Incumbent Trinidad and Tobago Football Association (TTFA) president Raymond Tim Kee has vowed to seek reelection at the football body’s presidential elections and annual general meeting on 29 November 2015.

Tim Kee, who has over two decades of experience on the TTFA executive, had been evasive about his intentions in recent months. However, the Port of Spain Mayor and PNM Treasurer announced his reelection bid, via a press release, after DIRECTV W Connection Football Club president David John-Williams threw his hat in the ring last week.

“I will stand,” stated Tim Kee, via press release. “I am ready and motivated to go for another term…

“As president I have a duty to serve all members of the association and like I have done during my first term, I will do my best to fulfil that responsibility without fear or favour, without discrimination. And with the sole objective of upholding the statutes and regulations of the TTFA, once given that opportunity for a second term.”

Tim Kee’s decision sets the stage for the first presidential contest in the TTFA for over two decades.
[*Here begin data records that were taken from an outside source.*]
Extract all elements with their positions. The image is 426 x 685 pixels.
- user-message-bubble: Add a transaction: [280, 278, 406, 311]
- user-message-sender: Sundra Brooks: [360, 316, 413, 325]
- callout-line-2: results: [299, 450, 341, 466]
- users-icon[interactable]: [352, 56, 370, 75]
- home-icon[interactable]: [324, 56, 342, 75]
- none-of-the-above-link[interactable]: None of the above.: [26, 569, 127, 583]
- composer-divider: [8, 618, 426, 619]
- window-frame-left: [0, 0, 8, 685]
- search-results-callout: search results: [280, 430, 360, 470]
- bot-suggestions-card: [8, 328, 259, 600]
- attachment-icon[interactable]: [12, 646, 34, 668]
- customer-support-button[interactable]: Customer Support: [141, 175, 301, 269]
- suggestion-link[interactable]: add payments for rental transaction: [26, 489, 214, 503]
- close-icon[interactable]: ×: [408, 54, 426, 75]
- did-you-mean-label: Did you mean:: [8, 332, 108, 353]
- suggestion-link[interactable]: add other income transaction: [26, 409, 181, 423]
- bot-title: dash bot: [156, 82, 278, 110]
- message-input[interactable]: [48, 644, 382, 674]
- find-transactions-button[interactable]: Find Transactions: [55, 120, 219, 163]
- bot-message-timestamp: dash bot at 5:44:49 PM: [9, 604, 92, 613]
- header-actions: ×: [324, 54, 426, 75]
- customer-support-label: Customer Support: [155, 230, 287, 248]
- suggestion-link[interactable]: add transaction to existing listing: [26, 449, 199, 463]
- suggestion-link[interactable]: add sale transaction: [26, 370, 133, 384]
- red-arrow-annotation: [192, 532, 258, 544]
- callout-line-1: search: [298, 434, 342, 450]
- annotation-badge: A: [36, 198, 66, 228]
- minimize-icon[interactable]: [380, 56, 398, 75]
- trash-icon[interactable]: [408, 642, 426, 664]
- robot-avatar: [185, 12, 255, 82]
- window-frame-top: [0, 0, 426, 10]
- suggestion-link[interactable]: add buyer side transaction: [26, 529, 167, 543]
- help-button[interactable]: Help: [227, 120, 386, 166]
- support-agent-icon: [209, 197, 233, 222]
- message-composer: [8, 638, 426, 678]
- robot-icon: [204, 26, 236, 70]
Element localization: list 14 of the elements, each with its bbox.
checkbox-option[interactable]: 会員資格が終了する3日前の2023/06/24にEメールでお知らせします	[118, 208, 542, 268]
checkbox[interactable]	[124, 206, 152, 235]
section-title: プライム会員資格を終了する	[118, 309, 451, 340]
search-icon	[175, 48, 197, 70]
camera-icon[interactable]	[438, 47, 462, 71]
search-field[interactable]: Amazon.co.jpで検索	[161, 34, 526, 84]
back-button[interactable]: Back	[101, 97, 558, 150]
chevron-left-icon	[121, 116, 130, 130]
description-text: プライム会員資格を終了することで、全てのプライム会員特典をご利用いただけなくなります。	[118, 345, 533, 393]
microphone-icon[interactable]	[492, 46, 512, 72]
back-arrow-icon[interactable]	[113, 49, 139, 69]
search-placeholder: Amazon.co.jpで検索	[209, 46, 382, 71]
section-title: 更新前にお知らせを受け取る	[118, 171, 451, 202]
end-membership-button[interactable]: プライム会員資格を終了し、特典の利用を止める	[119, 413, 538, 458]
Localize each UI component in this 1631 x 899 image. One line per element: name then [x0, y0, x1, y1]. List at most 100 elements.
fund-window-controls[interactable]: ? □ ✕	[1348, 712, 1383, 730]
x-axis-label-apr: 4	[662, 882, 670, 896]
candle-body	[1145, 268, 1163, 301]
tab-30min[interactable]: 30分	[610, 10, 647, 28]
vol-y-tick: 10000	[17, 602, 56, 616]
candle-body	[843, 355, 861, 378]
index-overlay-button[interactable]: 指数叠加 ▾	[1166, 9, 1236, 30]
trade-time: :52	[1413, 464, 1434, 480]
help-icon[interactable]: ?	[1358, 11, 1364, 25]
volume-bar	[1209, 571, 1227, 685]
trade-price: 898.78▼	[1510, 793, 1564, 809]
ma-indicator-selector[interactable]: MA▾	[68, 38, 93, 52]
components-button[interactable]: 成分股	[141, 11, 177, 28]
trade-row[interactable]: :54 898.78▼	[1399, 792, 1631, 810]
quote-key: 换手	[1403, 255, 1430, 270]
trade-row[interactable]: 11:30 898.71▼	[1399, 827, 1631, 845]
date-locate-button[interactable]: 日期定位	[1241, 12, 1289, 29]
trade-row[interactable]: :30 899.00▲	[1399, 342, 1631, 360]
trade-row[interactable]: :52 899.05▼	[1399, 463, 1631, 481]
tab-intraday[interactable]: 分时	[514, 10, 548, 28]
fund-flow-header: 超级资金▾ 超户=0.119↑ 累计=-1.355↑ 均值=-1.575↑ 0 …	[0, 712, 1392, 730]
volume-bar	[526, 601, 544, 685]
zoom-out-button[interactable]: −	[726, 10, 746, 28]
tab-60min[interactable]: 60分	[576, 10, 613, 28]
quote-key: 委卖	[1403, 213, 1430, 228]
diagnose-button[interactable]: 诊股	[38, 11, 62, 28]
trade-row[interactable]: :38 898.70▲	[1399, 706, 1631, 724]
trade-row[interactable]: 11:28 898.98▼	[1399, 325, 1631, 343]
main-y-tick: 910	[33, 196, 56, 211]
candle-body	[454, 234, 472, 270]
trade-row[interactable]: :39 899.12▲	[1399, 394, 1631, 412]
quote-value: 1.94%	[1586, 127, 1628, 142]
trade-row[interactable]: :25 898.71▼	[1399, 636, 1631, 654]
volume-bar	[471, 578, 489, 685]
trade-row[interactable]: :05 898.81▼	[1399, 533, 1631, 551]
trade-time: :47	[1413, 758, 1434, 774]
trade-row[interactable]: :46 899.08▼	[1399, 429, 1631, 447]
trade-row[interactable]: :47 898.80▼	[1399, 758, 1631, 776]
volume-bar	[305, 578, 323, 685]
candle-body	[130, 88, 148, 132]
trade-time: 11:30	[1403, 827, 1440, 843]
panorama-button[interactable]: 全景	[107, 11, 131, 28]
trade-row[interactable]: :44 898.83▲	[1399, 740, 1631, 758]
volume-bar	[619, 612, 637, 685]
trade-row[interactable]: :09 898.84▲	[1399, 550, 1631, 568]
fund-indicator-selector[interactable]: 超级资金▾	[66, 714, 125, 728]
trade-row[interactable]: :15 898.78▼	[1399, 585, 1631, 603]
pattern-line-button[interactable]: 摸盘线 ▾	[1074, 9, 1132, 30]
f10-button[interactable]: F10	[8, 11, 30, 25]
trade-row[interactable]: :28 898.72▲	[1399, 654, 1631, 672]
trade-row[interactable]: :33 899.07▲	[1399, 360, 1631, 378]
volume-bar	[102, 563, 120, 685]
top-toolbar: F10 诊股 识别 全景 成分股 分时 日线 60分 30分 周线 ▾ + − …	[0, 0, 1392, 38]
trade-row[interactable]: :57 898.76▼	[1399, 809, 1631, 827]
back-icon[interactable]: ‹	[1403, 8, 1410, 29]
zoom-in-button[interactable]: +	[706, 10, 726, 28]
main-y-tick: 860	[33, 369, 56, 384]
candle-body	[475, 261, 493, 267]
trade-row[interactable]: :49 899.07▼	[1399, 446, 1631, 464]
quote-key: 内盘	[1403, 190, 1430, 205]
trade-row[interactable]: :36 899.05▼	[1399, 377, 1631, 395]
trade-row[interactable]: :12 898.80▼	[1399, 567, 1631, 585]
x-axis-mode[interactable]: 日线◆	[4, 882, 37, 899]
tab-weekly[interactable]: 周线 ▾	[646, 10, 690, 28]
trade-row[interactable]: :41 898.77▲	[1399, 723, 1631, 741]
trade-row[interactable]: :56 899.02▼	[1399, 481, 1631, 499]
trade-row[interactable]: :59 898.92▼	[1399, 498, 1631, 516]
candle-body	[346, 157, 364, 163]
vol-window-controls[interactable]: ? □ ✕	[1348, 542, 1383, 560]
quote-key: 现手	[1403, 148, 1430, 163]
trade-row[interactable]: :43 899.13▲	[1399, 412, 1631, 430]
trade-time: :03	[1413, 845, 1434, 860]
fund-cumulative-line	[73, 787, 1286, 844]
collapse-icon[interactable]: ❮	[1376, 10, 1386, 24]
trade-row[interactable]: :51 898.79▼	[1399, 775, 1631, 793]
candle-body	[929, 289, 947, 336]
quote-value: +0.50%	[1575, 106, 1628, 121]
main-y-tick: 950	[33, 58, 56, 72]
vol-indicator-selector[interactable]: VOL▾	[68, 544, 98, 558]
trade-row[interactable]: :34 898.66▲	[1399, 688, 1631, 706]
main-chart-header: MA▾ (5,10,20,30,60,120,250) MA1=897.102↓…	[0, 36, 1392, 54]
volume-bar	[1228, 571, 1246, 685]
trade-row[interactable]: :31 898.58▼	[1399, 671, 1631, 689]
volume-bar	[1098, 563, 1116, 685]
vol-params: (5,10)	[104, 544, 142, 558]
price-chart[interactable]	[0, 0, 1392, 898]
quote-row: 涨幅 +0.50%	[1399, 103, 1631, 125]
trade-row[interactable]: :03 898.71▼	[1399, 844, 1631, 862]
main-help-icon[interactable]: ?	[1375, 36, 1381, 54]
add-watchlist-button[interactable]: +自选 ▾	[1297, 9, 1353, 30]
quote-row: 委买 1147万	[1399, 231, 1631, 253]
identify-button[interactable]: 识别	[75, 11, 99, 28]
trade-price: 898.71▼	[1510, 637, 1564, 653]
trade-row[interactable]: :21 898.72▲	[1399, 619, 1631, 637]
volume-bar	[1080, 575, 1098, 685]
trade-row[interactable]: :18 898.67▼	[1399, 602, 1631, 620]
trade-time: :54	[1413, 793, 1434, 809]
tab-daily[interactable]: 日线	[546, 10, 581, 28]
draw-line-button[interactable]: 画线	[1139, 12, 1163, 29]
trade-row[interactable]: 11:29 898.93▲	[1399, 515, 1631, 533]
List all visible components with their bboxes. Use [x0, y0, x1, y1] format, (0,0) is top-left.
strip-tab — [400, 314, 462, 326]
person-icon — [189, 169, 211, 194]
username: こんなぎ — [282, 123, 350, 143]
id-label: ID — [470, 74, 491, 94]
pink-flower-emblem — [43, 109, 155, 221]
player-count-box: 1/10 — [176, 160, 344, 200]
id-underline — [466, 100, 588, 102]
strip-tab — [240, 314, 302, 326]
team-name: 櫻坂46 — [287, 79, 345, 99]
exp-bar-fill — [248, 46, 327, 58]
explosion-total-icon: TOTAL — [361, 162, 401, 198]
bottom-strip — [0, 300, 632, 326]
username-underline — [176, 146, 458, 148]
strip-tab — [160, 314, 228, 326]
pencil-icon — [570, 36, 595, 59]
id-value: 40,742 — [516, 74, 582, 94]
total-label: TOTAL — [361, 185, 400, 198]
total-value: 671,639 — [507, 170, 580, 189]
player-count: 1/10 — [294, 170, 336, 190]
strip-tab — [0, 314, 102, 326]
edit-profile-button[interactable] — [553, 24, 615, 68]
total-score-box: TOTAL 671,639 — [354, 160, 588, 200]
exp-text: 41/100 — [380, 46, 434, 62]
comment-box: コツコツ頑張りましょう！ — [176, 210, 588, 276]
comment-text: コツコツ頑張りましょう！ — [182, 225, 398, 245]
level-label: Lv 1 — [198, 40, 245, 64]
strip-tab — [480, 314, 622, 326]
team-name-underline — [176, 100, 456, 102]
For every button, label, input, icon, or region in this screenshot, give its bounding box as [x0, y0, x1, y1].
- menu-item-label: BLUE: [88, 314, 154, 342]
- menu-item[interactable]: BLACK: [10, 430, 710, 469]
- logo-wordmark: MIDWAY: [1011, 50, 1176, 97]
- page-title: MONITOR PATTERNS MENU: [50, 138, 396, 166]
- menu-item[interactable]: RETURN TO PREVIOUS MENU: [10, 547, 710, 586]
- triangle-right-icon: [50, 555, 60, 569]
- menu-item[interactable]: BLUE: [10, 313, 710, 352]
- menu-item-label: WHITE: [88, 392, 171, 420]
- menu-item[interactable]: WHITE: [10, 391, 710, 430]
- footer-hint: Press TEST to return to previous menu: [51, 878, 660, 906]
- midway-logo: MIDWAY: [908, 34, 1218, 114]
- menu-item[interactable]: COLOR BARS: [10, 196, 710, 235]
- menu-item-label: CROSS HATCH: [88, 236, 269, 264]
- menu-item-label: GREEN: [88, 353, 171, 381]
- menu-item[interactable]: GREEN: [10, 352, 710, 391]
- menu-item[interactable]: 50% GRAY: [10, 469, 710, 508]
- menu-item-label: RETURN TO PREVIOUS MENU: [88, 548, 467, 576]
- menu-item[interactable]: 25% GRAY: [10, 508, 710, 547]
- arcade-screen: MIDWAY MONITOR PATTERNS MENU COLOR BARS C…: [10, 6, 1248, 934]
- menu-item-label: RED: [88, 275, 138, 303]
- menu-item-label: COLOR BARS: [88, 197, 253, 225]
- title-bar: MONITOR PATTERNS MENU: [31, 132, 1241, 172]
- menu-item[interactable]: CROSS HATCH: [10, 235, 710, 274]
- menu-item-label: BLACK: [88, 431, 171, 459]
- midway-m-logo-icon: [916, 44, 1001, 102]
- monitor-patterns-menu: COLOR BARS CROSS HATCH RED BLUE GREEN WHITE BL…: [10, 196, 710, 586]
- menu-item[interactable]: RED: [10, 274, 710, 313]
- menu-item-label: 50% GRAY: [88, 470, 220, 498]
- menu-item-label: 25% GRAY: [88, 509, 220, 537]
In November 2012, Tim Kee was appointed unopposed after challenger Colin Murray withdrew his nomination.

Disgraced former FIFA vice-president Jack Warner claimed that he paved the way for Tim Kee’s ascension to the local football throne, although the latter figure denied the assertion.

Tim Kee, who is also a member of the CONCACAF Associated Championships Committee and the FIFA Futsal Committee, is asking football stakeholders for the opportunity to build on the TTFA’s “successes.”

“A new term in office gives the FA the chance to build on our successes,” said Tim Kee, “to fix our shortcomings and to set new milestones to put the game on a stronger footing in Trinidad and Tobago.”

Tim Kee’s presidency has been a mixed bag at best.

The “Women Soca Warriors” came within a whisker of a historic place at the Canada 2015 Women’s World Cup. And the National Senior Men’s Team ended a six-year absence from the CONCACAF Gold Cup to advance to the quarterfinal stage of the 2013 and 2015 editions.

However, the TTFA continued to be plagued by charges of incompetence and mismanagement with a mysterious alleged licensing fee for an Argentina friendly, a controversial fundraiser for deceased ex-World Youth Cup player Akeem Adams, an aborted 2014 Caribbean Cup players strike, a shocking pre-CONCACAF Women’s Championship training camp, claims of dishonesty and dictatorial behaviour by his own executive committee members and a persistent failure to raise private sector funding among the public embarrassments.

Earlier this year, FIFA froze funding to the TTFA due to its failure to presented audited accounting books to the governing body.

Tim Kee, who fulfilled his promise of an updated constitution for the TTFA earlier this year, will let football’s stakeholders decide if he is the best man for the job on November 29.